Masjid Al Siksik dibangun pada tahun 1880-an oleh keluarga Siksik Jaffa yang terkemuka. Mahmoud Yazbak dari keluarga tersebut menunjuk Haji Abd alQadir al-Siksik sebagai pendiri utama masjid. Masjid dibangun di atas tanah kebun keluarga Siksik di jalan Jaffa, Yerusalem.
Masjid ini berhenti digunakan untuk beribadah pada tahun 1919. Pada tahun 1948, otoritas Israel mengalihfungsikan bangunan tersebut.
Penyangkalan Israel
Israel membantah tuduhan menggunakan masjid untuk tujuan lain selain beribadah. Pada Oktober 2015, Kementerian Luar Negeri Israel mengatakan ada sekitar 400 masjid di Israel dan jumlah jamaah berlipat ganda lima kali lipat selama 25 tahun terakhir.
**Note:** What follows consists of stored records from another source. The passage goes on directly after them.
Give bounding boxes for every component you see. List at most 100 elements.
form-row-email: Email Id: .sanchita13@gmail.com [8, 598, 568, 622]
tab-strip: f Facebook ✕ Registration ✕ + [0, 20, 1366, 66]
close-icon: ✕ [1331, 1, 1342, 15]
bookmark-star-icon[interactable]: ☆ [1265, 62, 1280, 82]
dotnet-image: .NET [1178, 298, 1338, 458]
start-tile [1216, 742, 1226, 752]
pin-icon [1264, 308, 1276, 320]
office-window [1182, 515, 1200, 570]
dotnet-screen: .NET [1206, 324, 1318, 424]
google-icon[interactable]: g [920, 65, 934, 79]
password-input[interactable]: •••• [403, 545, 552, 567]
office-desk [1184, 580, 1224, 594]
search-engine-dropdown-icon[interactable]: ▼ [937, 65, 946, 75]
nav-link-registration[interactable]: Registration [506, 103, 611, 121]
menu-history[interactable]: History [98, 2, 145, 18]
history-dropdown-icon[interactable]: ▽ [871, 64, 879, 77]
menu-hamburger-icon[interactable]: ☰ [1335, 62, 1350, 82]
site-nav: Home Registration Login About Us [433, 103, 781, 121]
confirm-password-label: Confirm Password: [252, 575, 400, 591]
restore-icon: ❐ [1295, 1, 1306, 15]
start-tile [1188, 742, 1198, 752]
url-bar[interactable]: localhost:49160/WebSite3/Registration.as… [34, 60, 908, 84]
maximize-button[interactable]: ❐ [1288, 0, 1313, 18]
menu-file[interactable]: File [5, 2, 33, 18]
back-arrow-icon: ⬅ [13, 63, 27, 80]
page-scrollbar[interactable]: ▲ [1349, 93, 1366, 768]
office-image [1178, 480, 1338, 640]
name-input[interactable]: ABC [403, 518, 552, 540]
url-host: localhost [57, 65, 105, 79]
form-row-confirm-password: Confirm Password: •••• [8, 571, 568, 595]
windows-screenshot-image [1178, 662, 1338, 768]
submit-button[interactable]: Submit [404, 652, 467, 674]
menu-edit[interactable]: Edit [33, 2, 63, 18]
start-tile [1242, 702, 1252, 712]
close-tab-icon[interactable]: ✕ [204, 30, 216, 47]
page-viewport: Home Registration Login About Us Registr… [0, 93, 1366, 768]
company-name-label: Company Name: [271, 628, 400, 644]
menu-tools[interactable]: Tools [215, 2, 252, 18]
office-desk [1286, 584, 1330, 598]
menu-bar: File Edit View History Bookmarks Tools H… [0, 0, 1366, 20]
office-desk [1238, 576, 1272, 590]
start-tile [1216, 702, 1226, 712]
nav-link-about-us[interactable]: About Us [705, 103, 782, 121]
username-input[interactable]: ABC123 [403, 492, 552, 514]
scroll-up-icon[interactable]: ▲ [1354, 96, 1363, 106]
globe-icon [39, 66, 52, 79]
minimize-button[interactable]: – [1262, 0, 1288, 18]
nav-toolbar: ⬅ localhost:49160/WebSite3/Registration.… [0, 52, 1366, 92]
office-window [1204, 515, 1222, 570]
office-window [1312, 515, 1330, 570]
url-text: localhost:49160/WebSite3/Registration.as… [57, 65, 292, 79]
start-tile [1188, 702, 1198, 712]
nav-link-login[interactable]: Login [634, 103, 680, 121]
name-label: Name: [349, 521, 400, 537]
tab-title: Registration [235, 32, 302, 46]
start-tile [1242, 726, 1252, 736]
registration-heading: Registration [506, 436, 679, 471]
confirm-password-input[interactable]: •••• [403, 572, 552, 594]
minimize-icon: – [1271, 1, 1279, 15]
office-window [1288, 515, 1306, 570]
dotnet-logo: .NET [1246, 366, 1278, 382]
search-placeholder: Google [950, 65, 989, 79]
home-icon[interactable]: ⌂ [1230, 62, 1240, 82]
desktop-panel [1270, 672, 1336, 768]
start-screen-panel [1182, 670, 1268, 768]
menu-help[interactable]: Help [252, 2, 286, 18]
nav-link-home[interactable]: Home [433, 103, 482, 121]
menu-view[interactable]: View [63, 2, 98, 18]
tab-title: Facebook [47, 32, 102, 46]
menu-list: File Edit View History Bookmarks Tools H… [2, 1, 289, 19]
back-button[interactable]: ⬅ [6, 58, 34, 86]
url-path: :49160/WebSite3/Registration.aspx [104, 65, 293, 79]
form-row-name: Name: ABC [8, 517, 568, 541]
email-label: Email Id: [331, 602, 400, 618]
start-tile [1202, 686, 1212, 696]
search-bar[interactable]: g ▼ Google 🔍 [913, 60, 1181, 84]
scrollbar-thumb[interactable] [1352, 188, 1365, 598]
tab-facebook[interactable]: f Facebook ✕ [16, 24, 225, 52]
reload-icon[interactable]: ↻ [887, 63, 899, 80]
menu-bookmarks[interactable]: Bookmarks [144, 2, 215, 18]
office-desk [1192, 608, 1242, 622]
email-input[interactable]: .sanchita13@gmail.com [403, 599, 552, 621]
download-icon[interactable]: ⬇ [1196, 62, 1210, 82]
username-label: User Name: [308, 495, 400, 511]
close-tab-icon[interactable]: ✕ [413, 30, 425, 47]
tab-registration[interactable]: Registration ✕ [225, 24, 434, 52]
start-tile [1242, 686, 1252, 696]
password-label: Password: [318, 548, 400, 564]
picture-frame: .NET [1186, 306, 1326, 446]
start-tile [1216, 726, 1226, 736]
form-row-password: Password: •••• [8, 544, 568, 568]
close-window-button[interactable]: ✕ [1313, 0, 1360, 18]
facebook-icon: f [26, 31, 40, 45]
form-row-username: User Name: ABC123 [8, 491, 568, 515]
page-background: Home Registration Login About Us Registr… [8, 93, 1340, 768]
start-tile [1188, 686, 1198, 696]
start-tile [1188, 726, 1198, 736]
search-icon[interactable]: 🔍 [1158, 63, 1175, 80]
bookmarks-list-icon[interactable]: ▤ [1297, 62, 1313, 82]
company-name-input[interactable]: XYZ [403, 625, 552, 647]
Kementerian mengatakan bahwa otoritas Israel mengalokasikan jutaan shekel untuk membangun tempat ibadah bagi umat Islam yang tinggal di Israel. Disebutkan bahwa pemerintah mendanai lebih dari 100 masjid dan membayar gaji para imam mereka.
Khatib, bagaimanapun, menolak klaim Israel, dengan mengatakan; "Pemerintah Israel tidak pernah membangun masjid dalam sejarah negara itu".
“Semua masjid telah dibangun oleh orang-orang kami, yang mengumpulkan sumbangan untuk membangun tempat ibadah mereka,” katanya.
Khatib melanjutkan bahwa tidak semua masjid terdaftar di otoritas agama Israel. “Para imam masjid-masjid ini mendapatkan gaji mereka dari komite masjid, yang mengumpulkan sumbangan untuk membayar kebutuhan masjid.”